We didn't know Kobe. (It's impossible to know another person, especially a person in the spotlight, and most especially a person as private and publicly crafted as he was.) It was never about Kobe.
It was the idea of Kobe -- the way Kobe embodied ideas we valued -- we were drawn and dedicated to.
But now he's not an idea, he's a headline. And as of Friday, he's charged with sexual assault.
At best, the exceptional man has become common, base (ruled by his libido and not his head). And at worst, he has become something far uglier, sadder and more detestable than that.
We hear about a thing like this, and we're rattled in the obvious ways and for the obvious reasons: We hope the accusations aren't true, we sympathize with the alleged victim, we worry and wonder about a player we've admired and rooted for these last eight years. The human particulars -- what actually happened in that hotel room in Colorado, how the accuser and the accused are feeling right now, what this must be like for Kobe's wife Vanessa, etc. -- trouble our minds, never to be resolved.
But the freefall swoon of this moment for us comes not from any of this, but from the death of an idea. All that we'd assigned to Kobe, all that we'd thrilled to because he seemed to offer it up so cleanly and clearly, lies in pieces on the floor right now.

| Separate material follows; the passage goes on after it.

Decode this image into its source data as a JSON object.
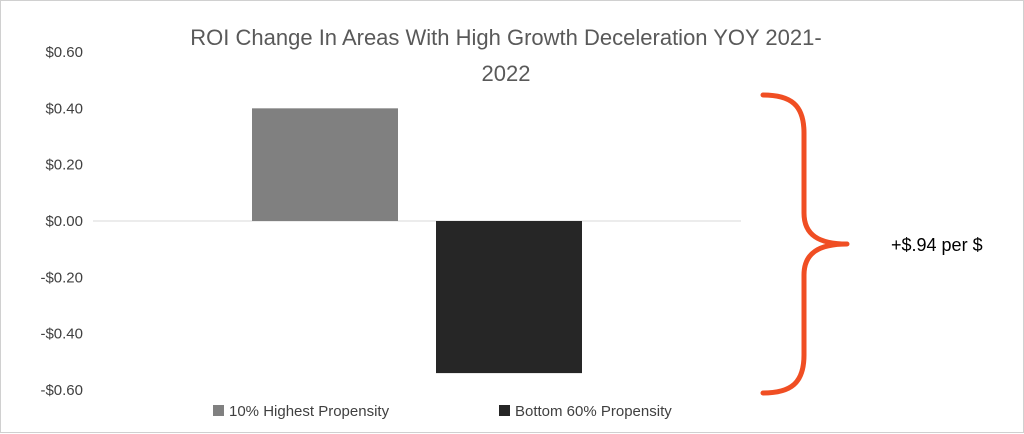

We cling to the possibility of his innocence, because we cling to the Kobe idea. We wring our hands at the prospect of his guilt, because we mourn the loss of the idea.
We know nothing's settled yet. We know (and we hope) Kobe might be exonerated. But we know, too, that the noise and muck of the circus these last few weeks has already shattered the Kobe idea, regardless of how things play out from here.

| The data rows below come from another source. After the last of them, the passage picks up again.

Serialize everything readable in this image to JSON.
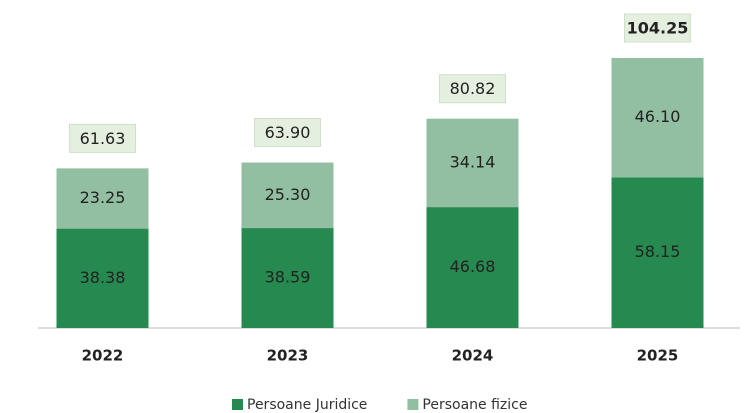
{
  "chart_data": {
    "type": "stacked_bar",
    "categories": [
      "2022",
      "2023",
      "2024",
      "2025"
    ],
    "series": [
      {
        "name": "Persoane Juridice",
        "color": "#26894f",
        "values": [
          38.38,
          38.59,
          46.68,
          58.15
        ]
      },
      {
        "name": "Persoane fizice",
        "color": "#92bfa1",
        "values": [
          23.25,
          25.3,
          34.14,
          46.1
        ],
        "value_labels": [
          "23.25",
          "25.30",
          "34.14",
          "46.10"
        ]
      }
    ],
    "totals": [
      61.63,
      63.9,
      80.82,
      104.25
    ],
    "total_labels": [
      "61.63",
      "63.90",
      "80.82",
      "104.25"
    ],
    "legend": "bottom"
  }
}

And we remember watching Kobe play before all this, and we tell you there was something pristine about his game, some fuel-efficient precisely calibrated something that made it easy to see past him to the basketball (to the human) virtues he practiced and professed.
His game was noiseless, compact, we say -- you could see it in the tight spiral on his shot, in the short, sharp pop of his jump -- and when you watched it, it seemed you were witness not just to the player but to the natural expression of the virtues themselves. And we were cheered by this, we say. We were hopeful. We believed, despite all the threats and temptations in this modern world, that certain principles persisted.
And then some clip from Friday's press conference comes across the screen, and all the precision of his game stumbles and bumbles into those labored lip curls and choked phrases, and we can barely stand to watch.
We're no innocents, we tell you. We know athletes, just like any of us, are vulnerable to character flaws and bad judgment. And we realize, sadly, that some of them, like some of us, will sometimes give in to terrible impulses. So we're not shocked by what has been alleged and admitted to so far. We're not decrying the fall of western civilization like this is the first or the last time such a thing has or will go down.
But we believe in the remarkable exception.
We believed in the Kobe idea, and now we wonder whether it will resurface, and who it will be named for.
We worry that this might be the last of it, actually, worry that the Kobe idea was so strong, so seemingly impervious, and yet it foundered ...
But we put that thought out of our heads.
You ask us if maybe this is a chance to let go, to find the virtues, to cultivate the idea, somewhere other than in the body and spirit of a baller.
We can't hear you. We're meditating on the game, pondering the idea. And, on a channel so deep within us it is barely noticeable at first, sure enough, a name starts to vibrate in our ears.
LeBron. The LeBron idea. Yes. Surely this one will last forever.